Up or Out: Examining the trade-offs of urban form

Jason Krupp
Khyaati Acharya
1 June, 2014

With a greater number of local government bodies having adopted a compact city development strategy, or in the process of considering it, The New Zealand Initiative set out to examine whether these urban forms deliver on their stated benefits. The compact city school of thought is built on the belief that cities should be sustainable in their use of resources, and while this takes many policy forms, it is principally expressed in restricting the outwards spread of the urban footprint. In short, compact cities seek to build up, instead of out.

The theory holds that by increasing urban density, land will be used with greater efficiency and more housing will be built closer to areas of recreation and work. In short, compact cities seek to solve the problems of the modern city: unaffordable housing; costly infrastructure provision; and high pollution and congestion levels, all the while making urban centres more accessible and better places to live.

However, in our report, Up or Out? Examining the Trade-offs of Urban Form, an examination of the historical and academic record shows that this planning philosophy very seldom (if ever) delivers on its stated aims.

Land and infrastructure

Reducing the size of the urban footprint is desirable from a local government perspective because it: 

  • reduces the size of the infrastructure and utility networks, while spreading the costs across a greater concentration of taxpayers 
  • lowers infrastructure costs. This is important as many councils are faced with an increasing number of ratepayers on fixed incomes who are resistant to rate increases.

However, in order to achieve this, councils have to resort to more onerous planning rules and processes to restrict the urban footprint, and hence land supply. This comes with a number of economic trade-offs. The research found: 

  • zoning restrictions, such as urban limits, have been quantifiably shown to increase land supply shortages and dramatically reduce housing affordability. According to Demographia, the three least affordable cities in the world are the compact cities: Hong Kong, Vancouver and San Francisco. 
  • New Zealand’s main cities are characterised by severely unaffordable housing markets, with Auckland particularly unaffordable due to urban growth constraints and inner-city height limits. 
  • high land costs in ‘superstar cities’ have been shown to create a property inflation cycle where prices exceed wage growth, only affordable for wealthy residents, forcing lower income residents from the inner city. 
  • all urban residents share the cost of land prices in rent and mortgage costs, not just property owners, as businesses have to pass on higher operating expenses through prices. 
  • far less restrictive planning regimes in the United States and Europe have consistently nurtured affordable housing markets for decades.


Congestion represents a major drag on the productivity and liveability of a city. Proponents of compact cities argue the obvious solution is to invest in public transport infrastructure as a means of reducing the number of private motor vehicles. Again the historical and academic record show this fails to stack up because: 

  • US cities that have chosen to pursue compact development strategies tend to be more congested than dispersed urban environments (urban areas in North America most resemble New Zealand cities). 
  • research by the Reason Foundation, which quantitatively analysed 74 US metros over a 26-year period, found investments in public transit systems had little impact on overall traffic congestion. 
  • public transit, such as buses and trains, cannot replace the utility of cars for groups in society who have needs that extend beyond public transport routes, such as young families, working mothers and those who don’t work in the CBD (87 per cent of Auckland’s working age population are not employed in the inner city).

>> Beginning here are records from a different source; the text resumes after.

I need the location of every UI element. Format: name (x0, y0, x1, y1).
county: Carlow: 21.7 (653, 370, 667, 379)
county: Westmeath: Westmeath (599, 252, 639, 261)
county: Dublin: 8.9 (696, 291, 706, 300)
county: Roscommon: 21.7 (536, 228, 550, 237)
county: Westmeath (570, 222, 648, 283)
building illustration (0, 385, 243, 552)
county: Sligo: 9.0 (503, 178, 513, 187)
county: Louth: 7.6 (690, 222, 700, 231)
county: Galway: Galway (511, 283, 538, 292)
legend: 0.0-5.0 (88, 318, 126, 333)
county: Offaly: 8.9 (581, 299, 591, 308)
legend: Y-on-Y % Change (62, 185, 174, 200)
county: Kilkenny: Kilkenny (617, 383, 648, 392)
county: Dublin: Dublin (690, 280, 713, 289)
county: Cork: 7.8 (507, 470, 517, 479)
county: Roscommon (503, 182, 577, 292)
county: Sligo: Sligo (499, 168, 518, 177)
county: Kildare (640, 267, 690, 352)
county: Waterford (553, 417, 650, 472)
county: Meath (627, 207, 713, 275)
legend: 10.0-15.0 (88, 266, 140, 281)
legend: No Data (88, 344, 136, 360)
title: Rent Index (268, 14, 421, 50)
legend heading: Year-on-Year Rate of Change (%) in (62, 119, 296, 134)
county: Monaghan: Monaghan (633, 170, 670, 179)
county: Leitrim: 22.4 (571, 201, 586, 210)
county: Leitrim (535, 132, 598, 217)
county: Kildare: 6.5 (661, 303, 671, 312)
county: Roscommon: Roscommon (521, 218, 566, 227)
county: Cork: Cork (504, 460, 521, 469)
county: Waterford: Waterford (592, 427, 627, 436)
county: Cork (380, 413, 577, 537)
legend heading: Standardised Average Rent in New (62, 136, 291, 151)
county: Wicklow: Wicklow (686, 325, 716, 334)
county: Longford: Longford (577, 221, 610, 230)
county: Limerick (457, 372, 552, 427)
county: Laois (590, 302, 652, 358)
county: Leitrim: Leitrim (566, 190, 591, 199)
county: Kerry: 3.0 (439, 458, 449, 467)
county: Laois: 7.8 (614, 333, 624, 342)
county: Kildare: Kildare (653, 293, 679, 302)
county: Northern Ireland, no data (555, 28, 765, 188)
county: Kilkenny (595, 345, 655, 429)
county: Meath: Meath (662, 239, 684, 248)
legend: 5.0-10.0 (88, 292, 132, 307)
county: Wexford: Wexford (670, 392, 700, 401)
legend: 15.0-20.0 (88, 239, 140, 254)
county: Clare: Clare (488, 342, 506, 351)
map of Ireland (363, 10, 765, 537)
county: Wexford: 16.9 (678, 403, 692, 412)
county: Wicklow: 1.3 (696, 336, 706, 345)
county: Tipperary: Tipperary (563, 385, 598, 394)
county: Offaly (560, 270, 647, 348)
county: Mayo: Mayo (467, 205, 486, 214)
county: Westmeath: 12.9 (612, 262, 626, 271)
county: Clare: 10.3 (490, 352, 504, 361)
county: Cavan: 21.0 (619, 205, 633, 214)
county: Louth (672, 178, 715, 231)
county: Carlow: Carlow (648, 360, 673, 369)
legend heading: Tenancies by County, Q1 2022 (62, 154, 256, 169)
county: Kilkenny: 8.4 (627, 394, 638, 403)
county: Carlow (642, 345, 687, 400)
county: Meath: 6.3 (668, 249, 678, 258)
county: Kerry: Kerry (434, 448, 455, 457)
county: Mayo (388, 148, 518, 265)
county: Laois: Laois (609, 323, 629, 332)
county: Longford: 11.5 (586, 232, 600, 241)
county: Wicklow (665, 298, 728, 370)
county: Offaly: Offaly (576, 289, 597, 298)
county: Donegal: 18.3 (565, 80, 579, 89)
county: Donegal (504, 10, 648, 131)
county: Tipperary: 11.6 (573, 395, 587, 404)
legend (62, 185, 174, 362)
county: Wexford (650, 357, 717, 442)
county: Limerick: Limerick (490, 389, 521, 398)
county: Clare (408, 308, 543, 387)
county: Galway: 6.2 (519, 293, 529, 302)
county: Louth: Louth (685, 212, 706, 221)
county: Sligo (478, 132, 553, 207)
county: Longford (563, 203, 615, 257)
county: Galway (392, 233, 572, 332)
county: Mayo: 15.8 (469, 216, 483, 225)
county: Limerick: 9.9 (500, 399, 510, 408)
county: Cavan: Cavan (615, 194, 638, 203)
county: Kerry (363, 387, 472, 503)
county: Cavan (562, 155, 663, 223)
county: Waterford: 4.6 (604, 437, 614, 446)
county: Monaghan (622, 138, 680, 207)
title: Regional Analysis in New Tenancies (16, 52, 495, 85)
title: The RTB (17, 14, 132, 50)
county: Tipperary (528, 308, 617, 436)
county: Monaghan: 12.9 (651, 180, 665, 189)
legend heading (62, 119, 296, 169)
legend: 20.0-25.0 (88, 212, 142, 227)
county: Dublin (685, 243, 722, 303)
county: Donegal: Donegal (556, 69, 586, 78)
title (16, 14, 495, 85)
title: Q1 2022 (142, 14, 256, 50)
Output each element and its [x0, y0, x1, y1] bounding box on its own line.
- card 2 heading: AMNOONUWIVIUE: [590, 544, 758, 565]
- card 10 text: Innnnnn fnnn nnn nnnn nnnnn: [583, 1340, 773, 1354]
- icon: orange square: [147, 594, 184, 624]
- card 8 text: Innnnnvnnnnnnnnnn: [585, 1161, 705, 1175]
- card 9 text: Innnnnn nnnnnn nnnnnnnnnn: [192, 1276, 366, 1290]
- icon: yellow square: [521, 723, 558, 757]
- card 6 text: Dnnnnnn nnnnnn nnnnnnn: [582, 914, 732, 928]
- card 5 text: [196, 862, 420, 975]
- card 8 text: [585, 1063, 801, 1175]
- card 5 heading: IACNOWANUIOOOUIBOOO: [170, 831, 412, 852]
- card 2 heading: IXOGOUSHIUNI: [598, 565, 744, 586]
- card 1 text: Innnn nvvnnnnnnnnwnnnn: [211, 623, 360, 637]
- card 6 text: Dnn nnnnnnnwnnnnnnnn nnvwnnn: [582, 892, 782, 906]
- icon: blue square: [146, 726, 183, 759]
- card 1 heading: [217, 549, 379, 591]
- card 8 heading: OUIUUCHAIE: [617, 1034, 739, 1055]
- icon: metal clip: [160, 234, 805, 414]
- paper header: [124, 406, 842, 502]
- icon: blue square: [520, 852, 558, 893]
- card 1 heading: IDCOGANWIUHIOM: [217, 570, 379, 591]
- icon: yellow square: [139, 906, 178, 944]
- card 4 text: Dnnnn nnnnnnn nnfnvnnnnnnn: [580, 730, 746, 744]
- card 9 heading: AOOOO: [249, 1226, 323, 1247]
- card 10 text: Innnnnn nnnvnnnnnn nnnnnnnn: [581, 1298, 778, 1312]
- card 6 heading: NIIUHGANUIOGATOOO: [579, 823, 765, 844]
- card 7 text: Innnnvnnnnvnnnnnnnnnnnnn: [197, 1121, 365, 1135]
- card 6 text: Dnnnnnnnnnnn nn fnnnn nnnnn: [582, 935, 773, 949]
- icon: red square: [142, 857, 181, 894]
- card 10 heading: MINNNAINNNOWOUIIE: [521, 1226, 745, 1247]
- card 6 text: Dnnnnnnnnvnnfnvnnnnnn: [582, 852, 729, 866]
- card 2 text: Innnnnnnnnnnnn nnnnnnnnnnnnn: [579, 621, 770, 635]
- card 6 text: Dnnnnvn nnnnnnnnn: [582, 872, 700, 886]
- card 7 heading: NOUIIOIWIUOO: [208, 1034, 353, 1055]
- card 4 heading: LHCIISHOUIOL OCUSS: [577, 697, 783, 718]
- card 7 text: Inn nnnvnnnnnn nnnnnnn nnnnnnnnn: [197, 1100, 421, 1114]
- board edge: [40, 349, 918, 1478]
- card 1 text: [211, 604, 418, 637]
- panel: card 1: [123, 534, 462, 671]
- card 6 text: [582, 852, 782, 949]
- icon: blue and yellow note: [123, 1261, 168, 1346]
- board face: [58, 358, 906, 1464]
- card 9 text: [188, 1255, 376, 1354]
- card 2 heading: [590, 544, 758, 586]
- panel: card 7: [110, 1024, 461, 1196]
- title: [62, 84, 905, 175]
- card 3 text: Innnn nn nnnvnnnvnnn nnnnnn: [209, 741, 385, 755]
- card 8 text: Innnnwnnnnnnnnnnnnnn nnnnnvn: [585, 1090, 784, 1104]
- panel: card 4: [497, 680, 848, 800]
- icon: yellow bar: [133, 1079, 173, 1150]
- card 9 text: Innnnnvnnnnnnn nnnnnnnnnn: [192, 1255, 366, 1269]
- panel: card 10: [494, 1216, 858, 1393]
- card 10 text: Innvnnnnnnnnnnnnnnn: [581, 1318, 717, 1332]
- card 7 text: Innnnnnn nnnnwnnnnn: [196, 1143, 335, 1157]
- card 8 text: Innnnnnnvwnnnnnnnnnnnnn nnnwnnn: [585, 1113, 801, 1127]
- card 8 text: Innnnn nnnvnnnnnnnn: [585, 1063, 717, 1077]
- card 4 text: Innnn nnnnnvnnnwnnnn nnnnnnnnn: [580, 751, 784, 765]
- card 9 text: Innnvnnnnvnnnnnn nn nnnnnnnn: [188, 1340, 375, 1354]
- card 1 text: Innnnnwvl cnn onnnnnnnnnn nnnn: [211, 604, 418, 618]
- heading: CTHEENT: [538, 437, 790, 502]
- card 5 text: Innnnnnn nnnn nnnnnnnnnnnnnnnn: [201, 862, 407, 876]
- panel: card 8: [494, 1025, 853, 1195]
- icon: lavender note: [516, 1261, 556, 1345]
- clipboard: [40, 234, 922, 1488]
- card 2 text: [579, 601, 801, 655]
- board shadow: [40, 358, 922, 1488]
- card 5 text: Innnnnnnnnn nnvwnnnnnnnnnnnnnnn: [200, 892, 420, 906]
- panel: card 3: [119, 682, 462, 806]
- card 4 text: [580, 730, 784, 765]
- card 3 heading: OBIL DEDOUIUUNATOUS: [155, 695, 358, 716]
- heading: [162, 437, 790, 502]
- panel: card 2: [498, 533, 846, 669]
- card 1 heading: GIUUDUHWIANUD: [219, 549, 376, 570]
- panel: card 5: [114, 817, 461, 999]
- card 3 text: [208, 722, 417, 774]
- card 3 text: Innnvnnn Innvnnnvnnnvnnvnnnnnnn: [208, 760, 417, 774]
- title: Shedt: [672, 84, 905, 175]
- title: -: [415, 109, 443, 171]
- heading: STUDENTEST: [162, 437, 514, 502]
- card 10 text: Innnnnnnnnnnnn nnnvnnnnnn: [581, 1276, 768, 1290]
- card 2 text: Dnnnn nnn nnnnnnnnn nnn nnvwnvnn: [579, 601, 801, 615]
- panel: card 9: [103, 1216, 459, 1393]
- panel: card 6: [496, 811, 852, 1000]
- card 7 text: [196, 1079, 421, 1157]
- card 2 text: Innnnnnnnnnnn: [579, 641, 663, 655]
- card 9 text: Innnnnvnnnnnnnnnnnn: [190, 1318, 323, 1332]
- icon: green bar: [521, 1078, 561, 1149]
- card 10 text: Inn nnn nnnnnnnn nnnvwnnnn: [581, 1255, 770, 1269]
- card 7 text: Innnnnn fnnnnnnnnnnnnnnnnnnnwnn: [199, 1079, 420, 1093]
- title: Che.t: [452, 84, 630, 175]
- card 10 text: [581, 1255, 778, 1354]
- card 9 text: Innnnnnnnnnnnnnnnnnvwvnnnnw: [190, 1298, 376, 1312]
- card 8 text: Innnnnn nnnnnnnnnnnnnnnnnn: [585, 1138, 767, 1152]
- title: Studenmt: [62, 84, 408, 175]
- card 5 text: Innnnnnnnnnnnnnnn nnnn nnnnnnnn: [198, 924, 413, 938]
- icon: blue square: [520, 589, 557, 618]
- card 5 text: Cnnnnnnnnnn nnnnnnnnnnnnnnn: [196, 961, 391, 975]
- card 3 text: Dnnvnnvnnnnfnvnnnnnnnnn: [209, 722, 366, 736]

It is well established that cities tend to be more economically efficient than non-urban areas when measured by wages and productivity. These are called agglomeration benefits, or the positive spill-over effects that come from positioning firms and workers closer together. Advocates for compact cities have taken this as support for the measures to increase population density. However, the report shows: 

  • prominent urban economists, both internationally and in New Zealand, remain cautious about correlating population density and productivity together. The emerging literature on the topic agrees that they occur, not why they occur. 
  • should the population-productivity relationship exist, work by Motu Economic and Policy Research in New Zealand suggests dramatic increases in density would yield only marginal increases in productivity. Auckland’s population would have to double (100 per cent increase) to lift productivity 6.9 per cent. 
  • economic research in Europe shows negative spill-over effects from higher population densities can eclipse the benefits of agglomeration. This was seen in the Netherlands, where outlying regions saw greater productivity growth than urban areas (often cited as ideal examples of compact development) due in part to higher congestion in cities.


Compact cities with high levels of walking, cycling, and transit use are presumed to offer health benefits to residents. It is a fact that higher levels of activity do lead to improved health outcomes. But establish a case for costly urban form changes to achieve these benefits is problematic because:

  • there is a weak relationship between high population densities and low obesity rates. 
  • some of the world’s most dense and compact cities in Asia are struggling with obesity epidemics similar to that of their Western counterparts, despite high levels of walking, cycling and public transit 
  • landscape and climate have a bigger influence over walking and cycling activity levels than urban form. 
  • quantitative research in Vancouver, a compact city, shows urban areas with high walkability are exposed to significantly higher primary pollutants than suburban areas. 
  • green spaces and vegetation within cities, proven to provide health benefits, are likely to decline as population densities increase, particularly gardens, parks and playgrounds.